Hukum Gugat Cerai Istri Kepada Suami dunia ilmu |
BAB I
PENDAHULUAN
A. Latar Belakang Masalah
Ikatan perkawinan adalah satu unsur penting dalam kehidupan manusia, baik bagi perseorangan maupun kelompok. Perkawinan adalah suatu jalan yang sah sehingga pergaulan antara laki-laki dan perempuan menjadi sah dan terhormat, sesuai dengan kedudukan manusia sebagai mahluk yang mempunyai kerhormatan.
Perkawinan manusia dalam berumah tangga yang mempunyai tujuan membawa keluarga mereka dalam keadaan suasana damai,tenteram, dan penuh kasih sayang anatara suami dan istri.
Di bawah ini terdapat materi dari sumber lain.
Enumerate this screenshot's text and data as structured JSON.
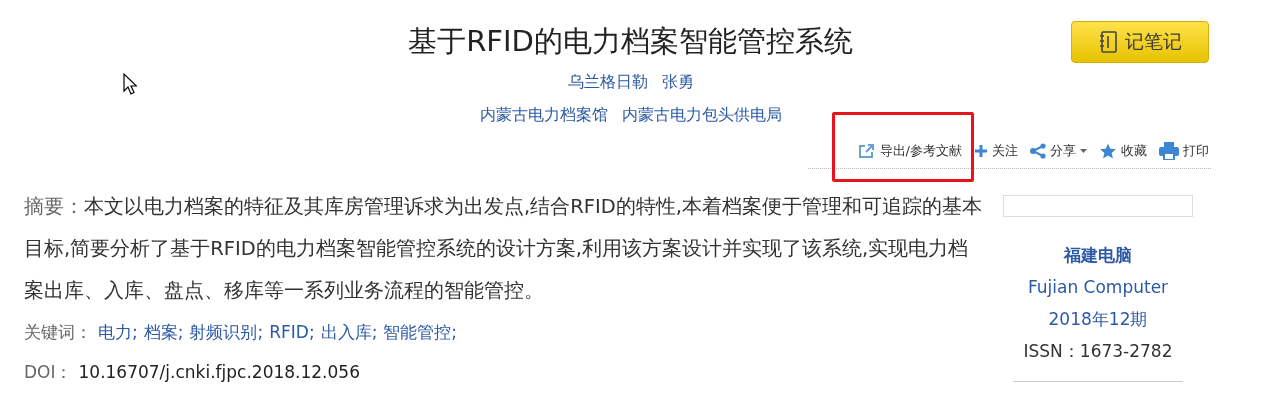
{
  "title": "基于RFID的电力档案智能管控系统",
  "note_button": {
    "label": "记笔记"
  },
  "authors": [
    "乌兰格日勒",
    "张勇"
  ],
  "affiliations": [
    "内蒙古电力档案馆",
    "内蒙古电力包头供电局"
  ],
  "toolbar": [
    {
      "kind": "export",
      "label": "导出/参考文献",
      "highlighted": true
    },
    {
      "kind": "follow",
      "label": "关注",
      "highlighted": false
    },
    {
      "kind": "share",
      "label": "分享",
      "highlighted": false
    },
    {
      "kind": "collect",
      "label": "收藏",
      "highlighted": false
    },
    {
      "kind": "print",
      "label": "打印",
      "highlighted": false
    }
  ],
  "abstract": {
    "label": "摘要：",
    "text": "本文以电力档案的特征及其库房管理诉求为出发点,结合RFID的特性,本着档案便于管理和可追踪的基本目标,简要分析了基于RFID的电力档案智能管控系统的设计方案,利用该方案设计并实现了该系统,实现电力档案出库、入库、盘点、移库等一系列业务流程的智能管控。"
  },
  "keywords": {
    "label": "关键词：",
    "items": [
      "电力;",
      "档案;",
      "射频识别;",
      "RFID;",
      "出入库;",
      "智能管控;"
    ]
  },
  "doi": {
    "label": "DOI：",
    "value": "10.16707/j.cnki.fjpc.2018.12.056"
  },
  "journal": {
    "name": "福建电脑",
    "name_en": "Fujian Computer",
    "issue": "2018年12期",
    "issn": "ISSN：1673-2782"
  }
}
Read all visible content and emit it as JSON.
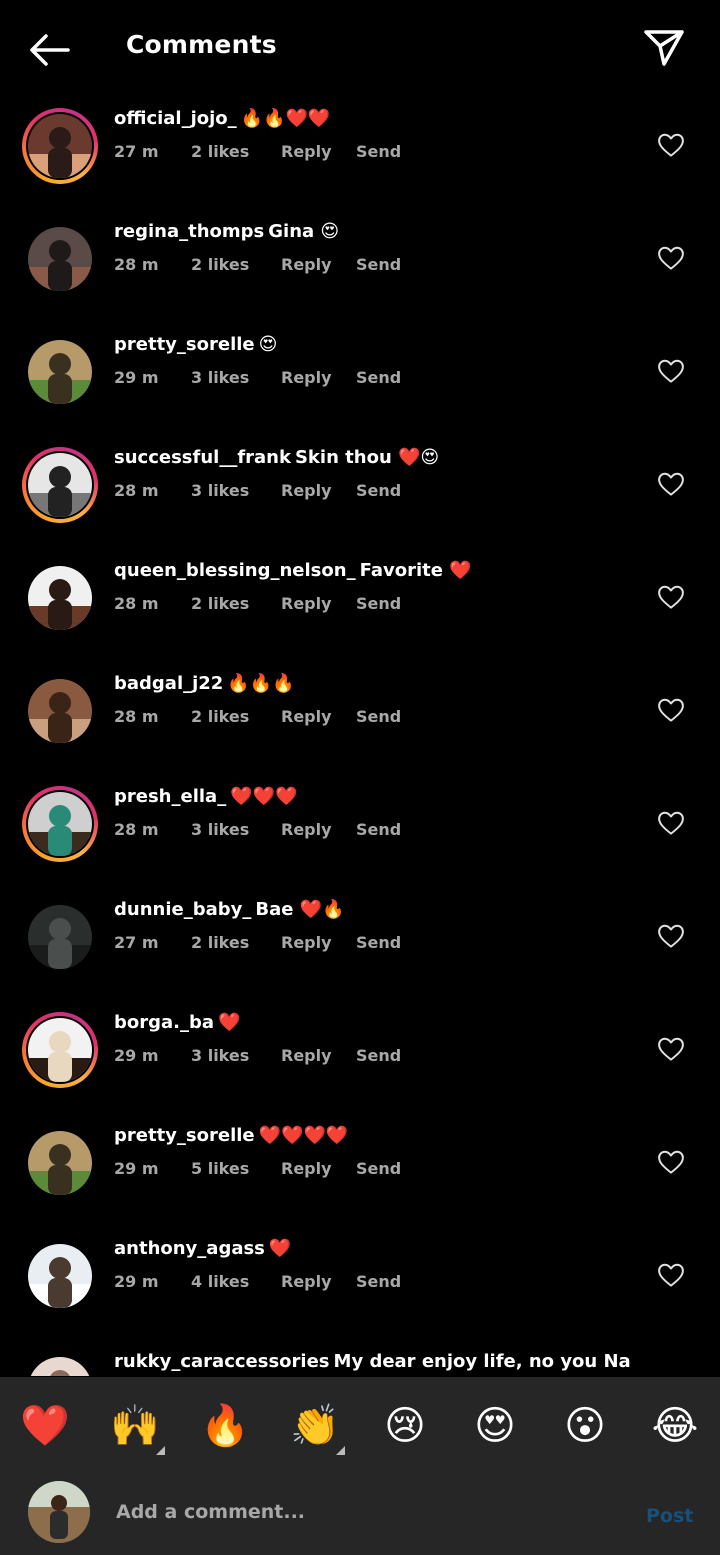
{
  "header": {
    "title": "Comments",
    "back_icon": "arrow-left-icon",
    "share_icon": "paper-plane-icon"
  },
  "comments": [
    {
      "username": "official_jojo_",
      "text": "🔥🔥❤️❤️",
      "time": "27 m",
      "likes": "2 likes",
      "reply": "Reply",
      "send": "Send",
      "story_ring": true
    },
    {
      "username": "regina_thomps",
      "text": "Gina 😍",
      "time": "28 m",
      "likes": "2 likes",
      "reply": "Reply",
      "send": "Send",
      "story_ring": false
    },
    {
      "username": "pretty_sorelle",
      "text": "😍",
      "time": "29 m",
      "likes": "3 likes",
      "reply": "Reply",
      "send": "Send",
      "story_ring": false
    },
    {
      "username": "successful__frank",
      "text": "Skin thou ❤️😍",
      "time": "28 m",
      "likes": "3 likes",
      "reply": "Reply",
      "send": "Send",
      "story_ring": true
    },
    {
      "username": "queen_blessing_nelson_",
      "text": "Favorite ❤️",
      "time": "28 m",
      "likes": "2 likes",
      "reply": "Reply",
      "send": "Send",
      "story_ring": false
    },
    {
      "username": "badgal_j22",
      "text": "🔥🔥🔥",
      "time": "28 m",
      "likes": "2 likes",
      "reply": "Reply",
      "send": "Send",
      "story_ring": false
    },
    {
      "username": "presh_ella_",
      "text": "❤️❤️❤️",
      "time": "28 m",
      "likes": "3 likes",
      "reply": "Reply",
      "send": "Send",
      "story_ring": true
    },
    {
      "username": "dunnie_baby_",
      "text": "Bae ❤️🔥",
      "time": "27 m",
      "likes": "2 likes",
      "reply": "Reply",
      "send": "Send",
      "story_ring": false
    },
    {
      "username": "borga._ba",
      "text": "❤️",
      "time": "29 m",
      "likes": "3 likes",
      "reply": "Reply",
      "send": "Send",
      "story_ring": true
    },
    {
      "username": "pretty_sorelle",
      "text": "❤️❤️❤️❤️",
      "time": "29 m",
      "likes": "5 likes",
      "reply": "Reply",
      "send": "Send",
      "story_ring": false
    },
    {
      "username": "anthony_agass",
      "text": "❤️",
      "time": "29 m",
      "likes": "4 likes",
      "reply": "Reply",
      "send": "Send",
      "story_ring": false
    },
    {
      "username": "rukky_caraccessories",
      "text": "My dear enjoy life, no you Na",
      "time": "",
      "likes": "",
      "reply": "",
      "send": "",
      "story_ring": false
    }
  ],
  "emoji_bar": [
    "❤️",
    "🙌",
    "🔥",
    "👏",
    "😢",
    "😍",
    "😮",
    "😂"
  ],
  "composer": {
    "placeholder": "Add a comment...",
    "post_label": "Post"
  },
  "colors": {
    "background": "#000000",
    "meta_text": "#a8a8a8",
    "bar_background": "#262626",
    "post_disabled": "#1a4f7a"
  }
}
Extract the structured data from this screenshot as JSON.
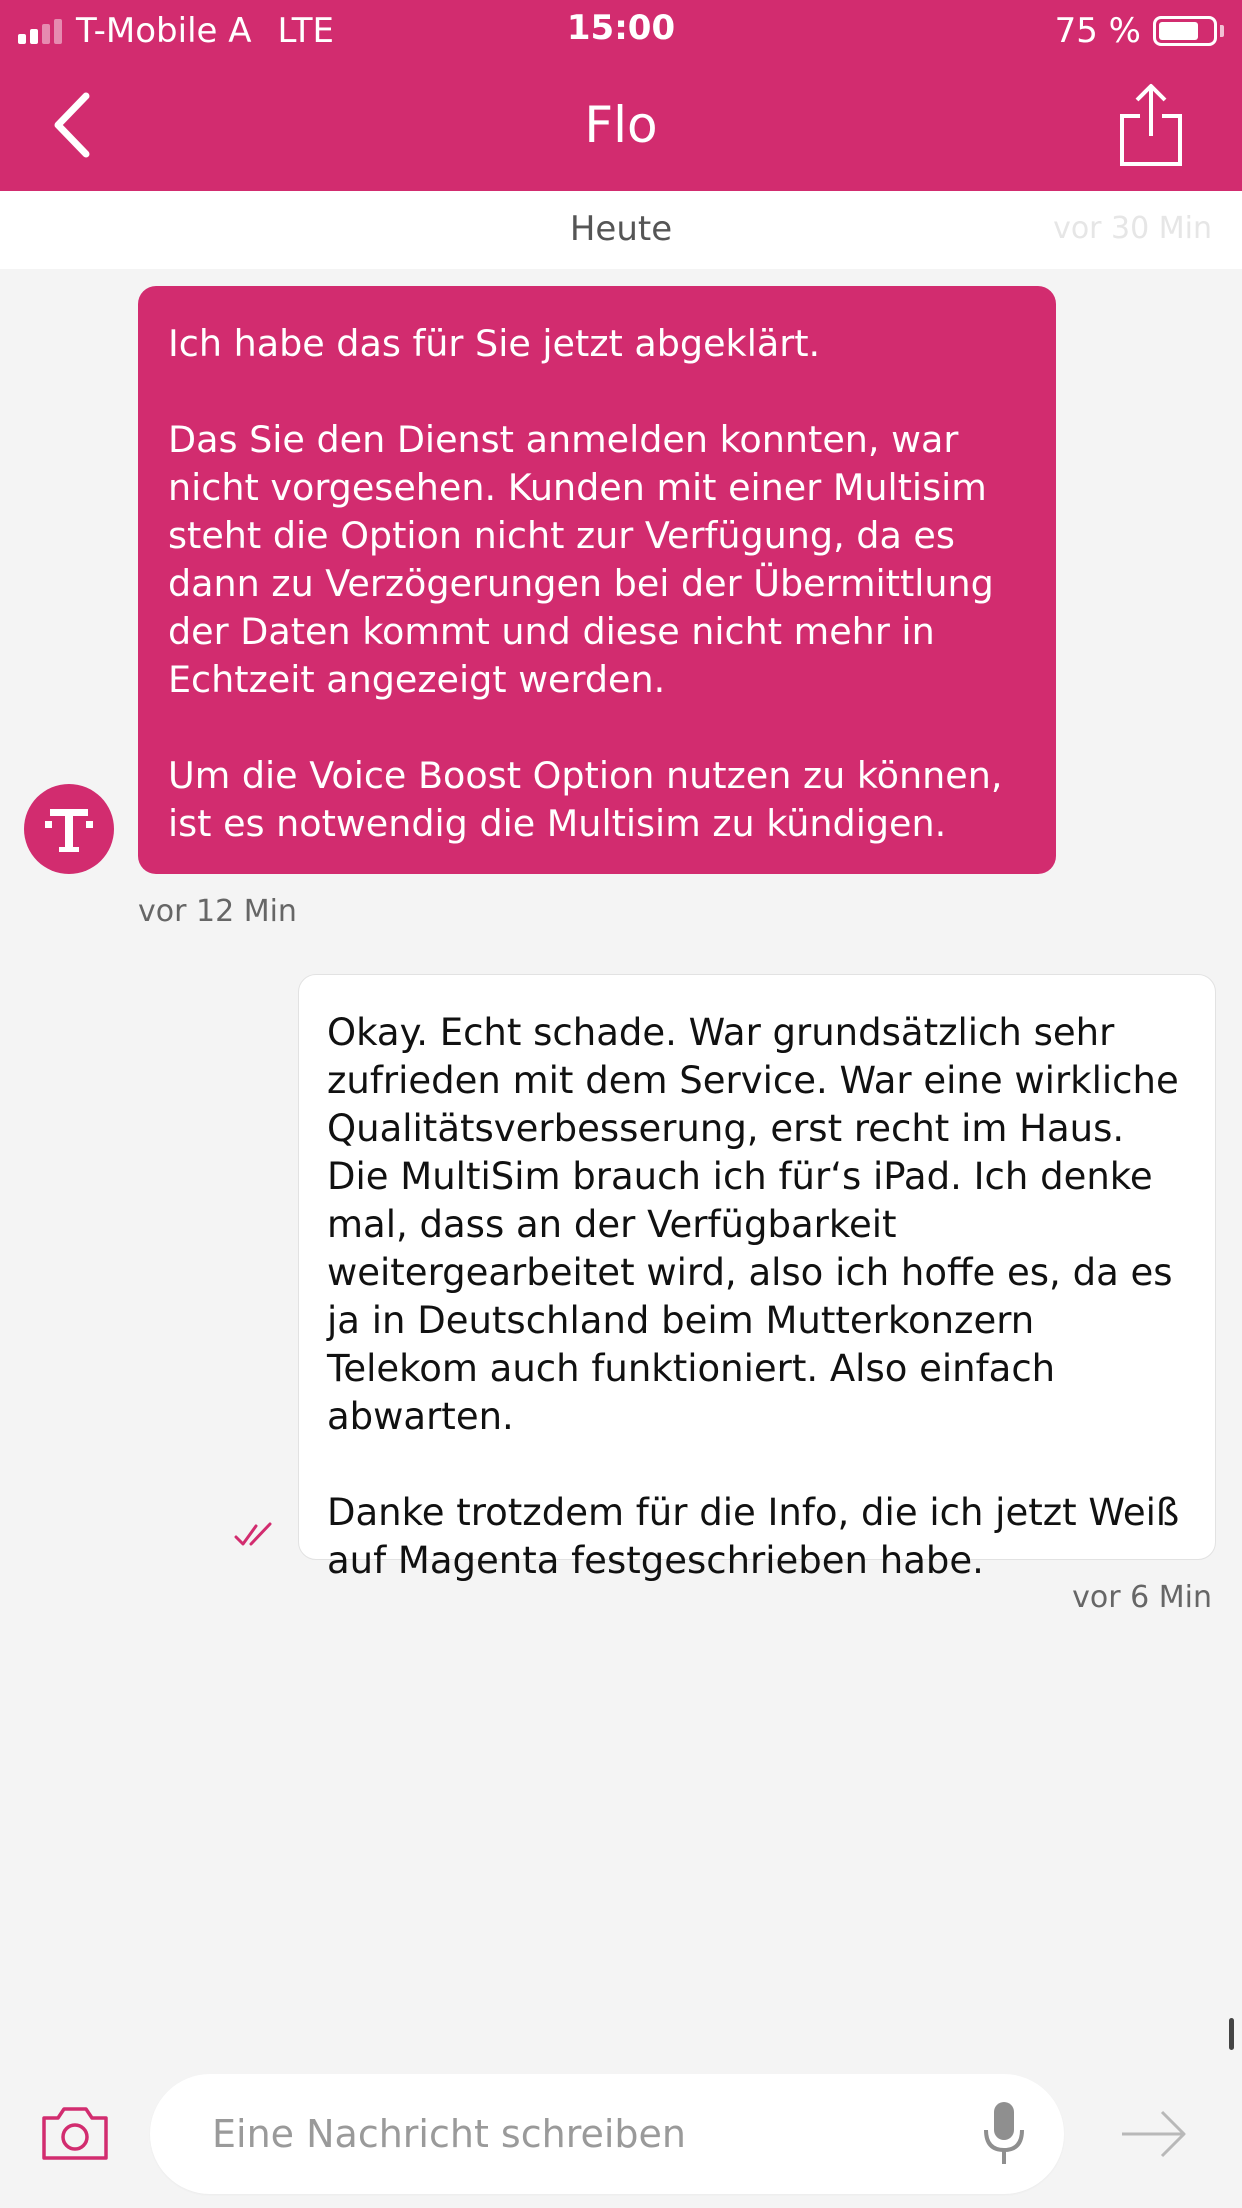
{
  "status_bar": {
    "carrier": "T-Mobile A",
    "network": "LTE",
    "time": "15:00",
    "battery_percent": "75 %",
    "battery_level": 0.75
  },
  "nav": {
    "title": "Flo",
    "back_icon": "chevron-left-icon",
    "share_icon": "share-icon"
  },
  "day_bar": {
    "label": "Heute",
    "ago": "vor 30 Min"
  },
  "messages": [
    {
      "direction": "incoming",
      "text": "Ich habe das für Sie jetzt abgeklärt.\n\nDas Sie den Dienst anmelden konnten, war nicht vorgesehen. Kunden mit einer Multisim steht die Option nicht zur Verfügung, da es dann zu Verzögerungen bei der Übermittlung der Daten kommt und diese nicht mehr in Echtzeit angezeigt werden.\n\nUm die Voice Boost Option nutzen zu können, ist es notwendig die Multisim zu kündigen.",
      "time": "vor 12 Min"
    },
    {
      "direction": "outgoing",
      "text": "Okay. Echt schade. War grundsätzlich sehr zufrieden mit dem Service. War eine wirkliche Qualitätsverbesserung, erst recht im Haus.\nDie MultiSim brauch ich für‘s iPad. Ich denke mal, dass an der Verfügbarkeit weitergearbeitet wird, also ich hoffe es, da es ja in Deutschland beim Mutterkonzern Telekom auch funktioniert. Also einfach abwarten.\n\nDanke trotzdem für die Info, die ich jetzt Weiß auf Magenta festgeschrieben habe.",
      "time": "vor 6 Min",
      "status_icon": "double-check-icon"
    }
  ],
  "composer": {
    "placeholder": "Eine Nachricht schreiben",
    "camera_icon": "camera-icon",
    "mic_icon": "microphone-icon",
    "send_icon": "send-arrow-icon"
  },
  "colors": {
    "brand": "#d22c6f",
    "background": "#f4f4f4"
  }
}
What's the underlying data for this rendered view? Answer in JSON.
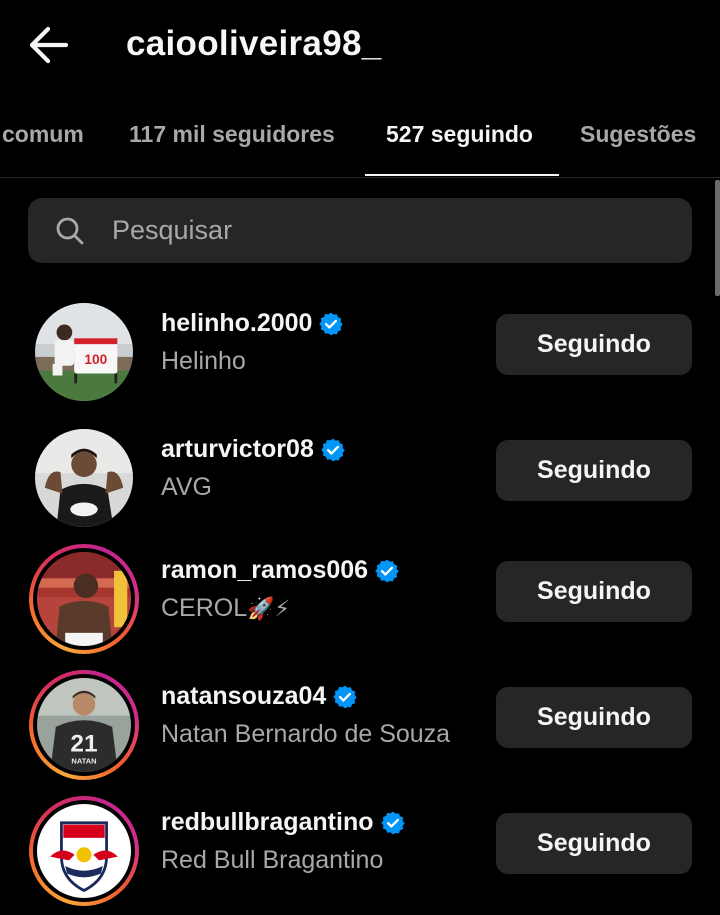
{
  "header": {
    "title": "caiooliveira98_",
    "back_icon": "arrow-left-icon"
  },
  "tabs": [
    {
      "label": "comum",
      "active": false
    },
    {
      "label": "117 mil seguidores",
      "active": false
    },
    {
      "label": "527 seguindo",
      "active": true
    },
    {
      "label": "Sugestões",
      "active": false
    }
  ],
  "search": {
    "placeholder": "Pesquisar",
    "value": "",
    "icon": "search-icon"
  },
  "accounts": [
    {
      "username": "helinho.2000",
      "fullname": "Helinho",
      "verified": true,
      "story_ring": false,
      "button": "Seguindo"
    },
    {
      "username": "arturvictor08",
      "fullname": "AVG",
      "verified": true,
      "story_ring": false,
      "button": "Seguindo"
    },
    {
      "username": "ramon_ramos006",
      "fullname": "CEROL",
      "fullname_emoji": "🚀⚡",
      "verified": true,
      "story_ring": true,
      "button": "Seguindo"
    },
    {
      "username": "natansouza04",
      "fullname": "Natan Bernardo de Souza",
      "verified": true,
      "story_ring": true,
      "button": "Seguindo"
    },
    {
      "username": "redbullbragantino",
      "fullname": "Red Bull Bragantino",
      "verified": true,
      "story_ring": true,
      "button": "Seguindo"
    }
  ],
  "colors": {
    "background": "#000000",
    "button": "#262626",
    "verified": "#0095f6",
    "secondary_text": "#a8a8a8"
  }
}
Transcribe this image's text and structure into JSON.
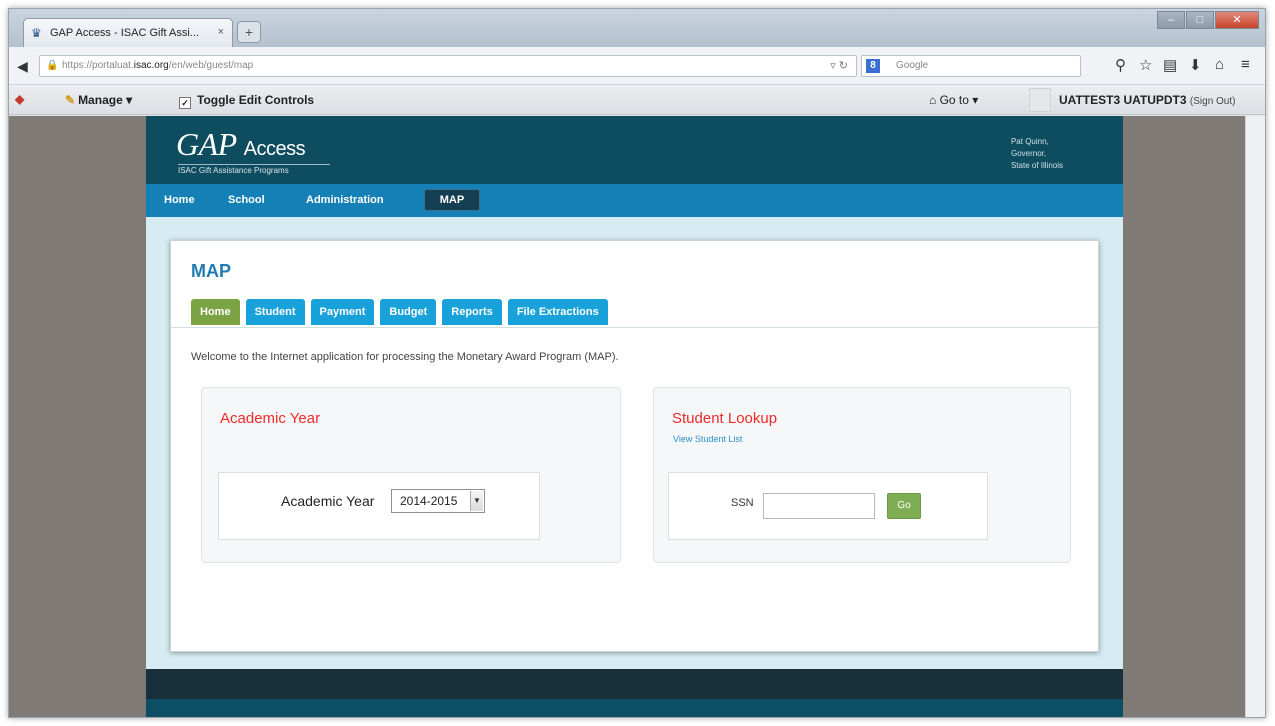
{
  "browser": {
    "tab_title": "GAP Access - ISAC Gift Assi...",
    "tab_close": "×",
    "new_tab": "+",
    "url_prefix": "https://portaluat.",
    "url_host": "isac.org",
    "url_path": "/en/web/guest/map",
    "search_engine": "Google",
    "icons": [
      "back-icon",
      "lock-icon",
      "reload-icon",
      "search-icon",
      "star-icon",
      "reading-list-icon",
      "download-icon",
      "home-icon",
      "menu-icon"
    ]
  },
  "dockbar": {
    "manage": "Manage ▾",
    "toggle": "Toggle Edit Controls",
    "goto": "Go to ▾",
    "user_name": "UATTEST3 UATUPDT3",
    "sign_out": "(Sign Out)"
  },
  "site": {
    "logo_main": "GAP",
    "logo_access": "Access",
    "logo_sub": "ISAC Gift Assistance Programs",
    "gov_line1": "Pat Quinn,",
    "gov_line2": "Governor,",
    "gov_line3": "State of Illinois",
    "nav": [
      "Home",
      "School",
      "Administration",
      "MAP"
    ]
  },
  "panel": {
    "title": "MAP",
    "tabs": [
      "Home",
      "Student",
      "Payment",
      "Budget",
      "Reports",
      "File Extractions"
    ],
    "active_tab": "Home",
    "welcome": "Welcome to the Internet application for processing the Monetary Award Program (MAP).",
    "year_card_title": "Academic Year",
    "year_label": "Academic Year",
    "year_value": "2014-2015",
    "student_card_title": "Student Lookup",
    "view_list": "View Student List",
    "ssn_label": "SSN",
    "ssn_value": "",
    "go": "Go"
  },
  "colors": {
    "header": "#0e4c5f",
    "nav": "#1580b5",
    "tab_active": "#7aa443",
    "tab": "#19a1d9",
    "card_heading": "#f02a2a"
  }
}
Oleh karena itu, islam mengatur masalaah perkawinan dengan teliti dan terperinci untuk membawa manusia menuju kehidupan yang terhormat.
Dalam Undang-Undang No.1 Tahun 1974, perkawinan didefinisikan sebagai “ikatan lahir batin antara seorang laki-laki dengan seorang perempuan sebagai suami istri dengan tujuan membentuk keluarga (rumah tangga) yang bahagia dan kekal berdasarkan Ketuhanan Yang Maha Esa.”
Perkawinan yang disyari’atkan Islam mempunyai tujuan yang mulia bagi umat manusia. Tujuan perkawinan menurut Khoirudin Nasution adalah sebagai berikut:
1. Supaya pasangan memperoleh ketenangan hidup yang penuh cinta dan kasih sayang (sakinah mawadah wa rahmah) sebagai tujuan pokok perkawinan
2. Sebagai media penerusan generasi
3. Pemenuhan kebutuhan biologis pasangan
4. Menjaga kehormatan diri
5. Tujuan ibadah
Hubungan keluarga yang diikat oleh suatu tali perkawinan yang sah , bila dilihat dari segi agama merupakan suatu perjanjian yang sakral, bukan hanya saja disaksikan oleh Tuhan Yang Maha Esa, tetapi juga dipertanggun jawabkan kepada-Nya. Didalam sebuah keluarga terbentuk adanya sebuah ikatan perkawinan yang suci dan diharapakan ikatan perkawinan bertahan seumur hidup. Artinya, didalam sebuah perkawinan yang ideal, perceraian baru terjadi apabila salah satu dari pasangan suami istri meninggal dunia.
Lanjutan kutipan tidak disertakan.